Condição de saúde delicada e isolamento necessário
O pai descreve que Lucas atualmente apresenta imunidade extremamente baixa, com níveis reduzidos de neutrófilos e leucócitos. Essa condição exige que o menino permaneça em isolamento rigoroso, pois qualquer infecção, mesmo as consideradas simples, pode evoluir para complicações sérias.
"Ele vem com imunidade muito baixa. Isso aumenta significativamente o risco de exposição a diversos tipos de doenças", alertou o pai, destacando a fragilidade do sistema imunológico do filho.
Tempo como fator crucial para o sucesso
Os especialistas enfatizam que o tempo é um elemento decisivo para o êxito do tratamento. Quanto mais rapidamente for encontrado um doador compatível, maiores serão as chances de uma evolução positiva no quadro de saúde de Lucas. A família vive uma corrida contra o relógio, buscando ampliar as possibilidades de encontrar a compatibilidade necessária.
Força e resiliência de uma criança especial
Apesar da gravidade da doença e das dificuldades inerentes ao tratamento, a família destaca a extraordinária força demonstrada por Lucas ao longo de todo o processo.
"O Lucas é uma criança forte, que transmite essa força para nós, para que continuemos batalhando, cuidando dele e dando todo o suporte necessário", ressaltou Heliard, emocionado.
Fora do ambiente hospitalar, Lucas revela-se uma criança cheia de vida e entusiasmo, com paixões típicas da sua idade: dinossauros, carrinhos e brincadeiras em grupo. Seu maior desejo, compartilhado pela família, é poder retomar uma infância plena após o tratamento.

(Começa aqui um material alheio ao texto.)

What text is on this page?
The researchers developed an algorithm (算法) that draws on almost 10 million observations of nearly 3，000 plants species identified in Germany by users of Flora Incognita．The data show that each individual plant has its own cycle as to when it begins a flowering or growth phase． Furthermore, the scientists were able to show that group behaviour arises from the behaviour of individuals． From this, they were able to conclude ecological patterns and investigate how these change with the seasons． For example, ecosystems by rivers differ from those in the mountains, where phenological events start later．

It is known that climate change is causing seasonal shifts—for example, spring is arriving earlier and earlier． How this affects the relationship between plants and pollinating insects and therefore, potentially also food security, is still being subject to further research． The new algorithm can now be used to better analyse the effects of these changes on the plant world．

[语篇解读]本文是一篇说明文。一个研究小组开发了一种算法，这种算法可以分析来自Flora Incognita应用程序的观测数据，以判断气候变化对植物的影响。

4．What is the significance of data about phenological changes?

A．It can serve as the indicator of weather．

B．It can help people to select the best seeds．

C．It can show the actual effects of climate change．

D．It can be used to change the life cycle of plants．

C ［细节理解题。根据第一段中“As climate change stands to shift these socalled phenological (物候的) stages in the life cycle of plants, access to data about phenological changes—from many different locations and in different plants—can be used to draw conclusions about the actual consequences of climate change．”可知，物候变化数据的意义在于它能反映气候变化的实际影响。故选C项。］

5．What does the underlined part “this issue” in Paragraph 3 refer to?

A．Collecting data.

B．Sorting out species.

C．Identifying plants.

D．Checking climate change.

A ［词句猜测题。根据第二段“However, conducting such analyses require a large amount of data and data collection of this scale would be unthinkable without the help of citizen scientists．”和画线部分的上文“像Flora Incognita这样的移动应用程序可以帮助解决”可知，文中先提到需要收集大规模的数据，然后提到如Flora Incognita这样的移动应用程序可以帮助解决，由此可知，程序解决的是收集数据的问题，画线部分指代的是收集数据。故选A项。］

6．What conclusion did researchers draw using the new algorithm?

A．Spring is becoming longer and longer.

"O desejo maior é que ele volte para casa, para que retome as brincadeiras, volte a nadar – atividade que tanto adora – e possa viver como qualquer criança, indo à escola e brincando com a família. Aguardamos ansiosamente por esse momento esperançoso", completou o pai.
Como ajudar e se tornar um doador
A busca por um doador 100% compatível ainda está em sua fase inicial. Interessados em ajudar Lucas podem buscar informações adicionais diretamente nas redes sociais de Kátia dos Santos Silva, mãe da criança.
Para contribuir com Lucas e com milhares de outras pessoas que aguardam por um transplante, o processo é relativamente simples:
- Cadastro no Redome: Primeiro passo fundamental para entrar no banco de doadores
- Serviço em Presidente Prudente: Hemocentro da Santa Casa (Rua Wenceslau Braz, 05)
- Requisitos básicos: Ter entre 18 e 35 anos e apresentar documento com foto
- Procedimento: Coleta de apenas 5 ml de sangue para teste de compatibilidade
Para quem não reside em Presidente Prudente, a orientação é procurar o hemocentro mais próximo da sua cidade para realizar o cadastro no sistema nacional.
"O que as pessoas fizerem pelo meu filho, terão em dobro. A gratidão é eterna e estamos à disposição para ajudar da mesma forma", finalizou Heliard, expressando a profunda gratidão da família pela solidariedade recebida.